Hola estimado amigo, con éste ensayo nos diste un recorrido por autorismos conocidos sin saber quién los propuso y una invitación muy buena a reflexionar sobre lo que podemos o querramos ser: Escritores o escribidores.
Un deleite poder leerte, felicitaciones y mi agradecimiento por tus valiosos aportes.
Elizabeth
Responder
November 10, 2020
 

kalutavon

Agradecido con tu amable comentario Elizabeth, gracias por tu amabilidad.
Responder
November 10, 2020

Magnolia Stella Correa Martinez

Excelente ensayo Kalutavon. Me has enseñado dos términos que desconocía hasta ahora: dromología y procrastinación, aunque sí, muchas veces las haya practicado. Sin duda, leer tiene que ser una acción consciente cuando lo que se busca es aprender con gozo.

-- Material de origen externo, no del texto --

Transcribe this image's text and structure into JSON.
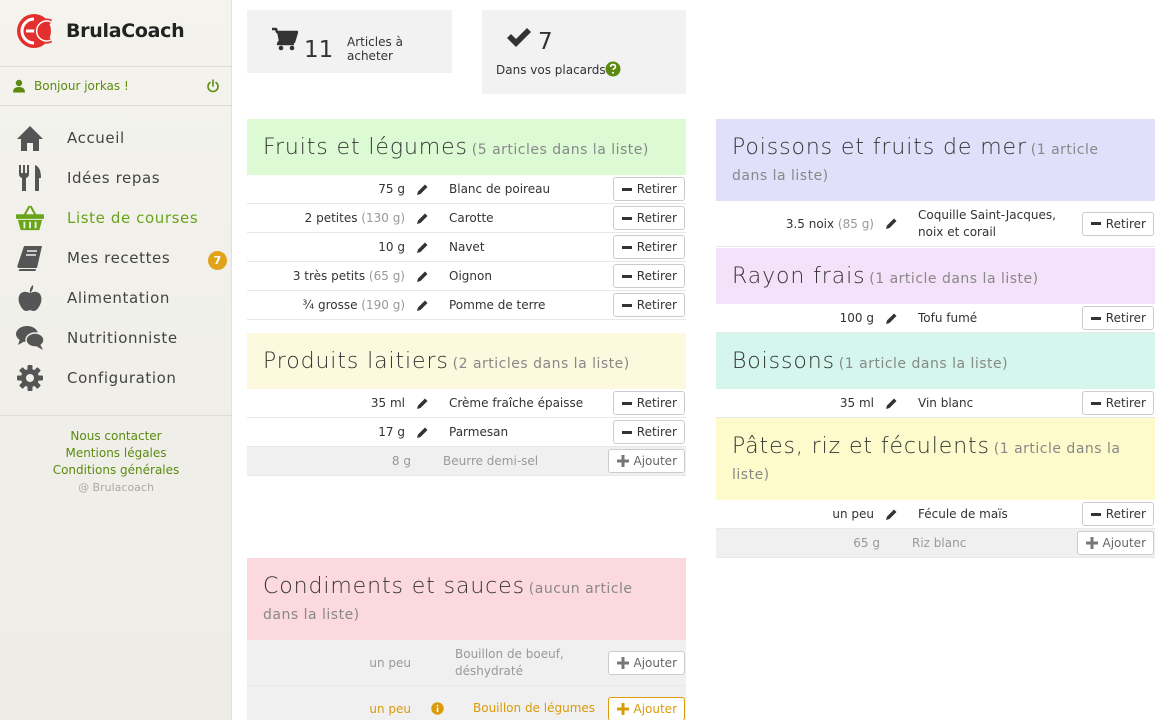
{
  "app": {
    "name": "BrulaCoach"
  },
  "user": {
    "greeting": "Bonjour jorkas !"
  },
  "nav": {
    "items": [
      {
        "label": "Accueil",
        "icon": "home-icon"
      },
      {
        "label": "Idées repas",
        "icon": "cutlery-icon"
      },
      {
        "label": "Liste de courses",
        "icon": "basket-icon",
        "active": true
      },
      {
        "label": "Mes recettes",
        "icon": "book-icon"
      },
      {
        "label": "Alimentation",
        "icon": "apple-icon"
      },
      {
        "label": "Nutritionniste",
        "icon": "chat-icon"
      },
      {
        "label": "Configuration",
        "icon": "gear-icon",
        "badge": "7"
      }
    ]
  },
  "footer": {
    "contact": "Nous contacter",
    "legal": "Mentions légales",
    "terms": "Conditions générales",
    "copyright": "@ Brulacoach"
  },
  "stats": {
    "to_buy": {
      "count": "11",
      "label": "Articles à acheter"
    },
    "in_pantry": {
      "count": "7",
      "label": "Dans vos placards"
    }
  },
  "buttons": {
    "remove": "Retirer",
    "add": "Ajouter"
  },
  "sections": {
    "fruits": {
      "title": "Fruits et légumes",
      "count": "(5 articles dans la liste)",
      "rows": [
        {
          "qty": "75 g",
          "grams": "",
          "name": "Blanc de poireau"
        },
        {
          "qty": "2 petites",
          "grams": "(130 g)",
          "name": "Carotte"
        },
        {
          "qty": "10 g",
          "grams": "",
          "name": "Navet"
        },
        {
          "qty": "3 très petits",
          "grams": "(65 g)",
          "name": "Oignon"
        },
        {
          "qty": "¾ grosse",
          "grams": "(190 g)",
          "name": "Pomme de terre"
        }
      ]
    },
    "laitiers": {
      "title": "Produits laitiers",
      "count": "(2 articles dans la liste)",
      "rows": [
        {
          "qty": "35 ml",
          "grams": "",
          "name": "Crème fraîche épaisse"
        },
        {
          "qty": "17 g",
          "grams": "",
          "name": "Parmesan"
        }
      ],
      "absent": [
        {
          "qty": "8 g",
          "name": "Beurre demi-sel"
        }
      ]
    },
    "condiments": {
      "title": "Condiments et sauces",
      "count": "(aucun article dans la liste)",
      "absent": [
        {
          "qty": "un peu",
          "name": "Bouillon de boeuf, déshydraté"
        },
        {
          "qty": "un peu",
          "name": "Bouillon de légumes"
        }
      ]
    },
    "poissons": {
      "title": "Poissons et fruits de mer",
      "count": "(1 article dans la liste)",
      "rows": [
        {
          "qty": "3.5 noix",
          "grams": "(85 g)",
          "name": "Coquille Saint-Jacques, noix et corail"
        }
      ]
    },
    "frais": {
      "title": "Rayon frais",
      "count": "(1 article dans la liste)",
      "rows": [
        {
          "qty": "100 g",
          "grams": "",
          "name": "Tofu fumé"
        }
      ]
    },
    "boissons": {
      "title": "Boissons",
      "count": "(1 article dans la liste)",
      "rows": [
        {
          "qty": "35 ml",
          "grams": "",
          "name": "Vin blanc"
        }
      ]
    },
    "pates": {
      "title": "Pâtes, riz et féculents",
      "count": "(1 article dans la liste)",
      "rows": [
        {
          "qty": "un peu",
          "grams": "",
          "name": "Fécule de maïs"
        }
      ],
      "absent": [
        {
          "qty": "65 g",
          "name": "Riz blanc"
        }
      ]
    }
  },
  "colors": {
    "accent": "#6aa41b",
    "brand_red": "#e2302f",
    "badge": "#e0a21a"
  }
}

Gracias infinitas por la orientación y el apoyo que se puede extraer de tu texto.
Como siempre aprendo mucho con el placer de leerte.
Fraterno saludo, amigo.
Responder
November 09, 2020
 

kalutavon

Reitero mi agradecimiento por la lectura y tu amable comentario, así como cada una de las palabras que te hice llegar estimada amiga. Saludo afectuoso.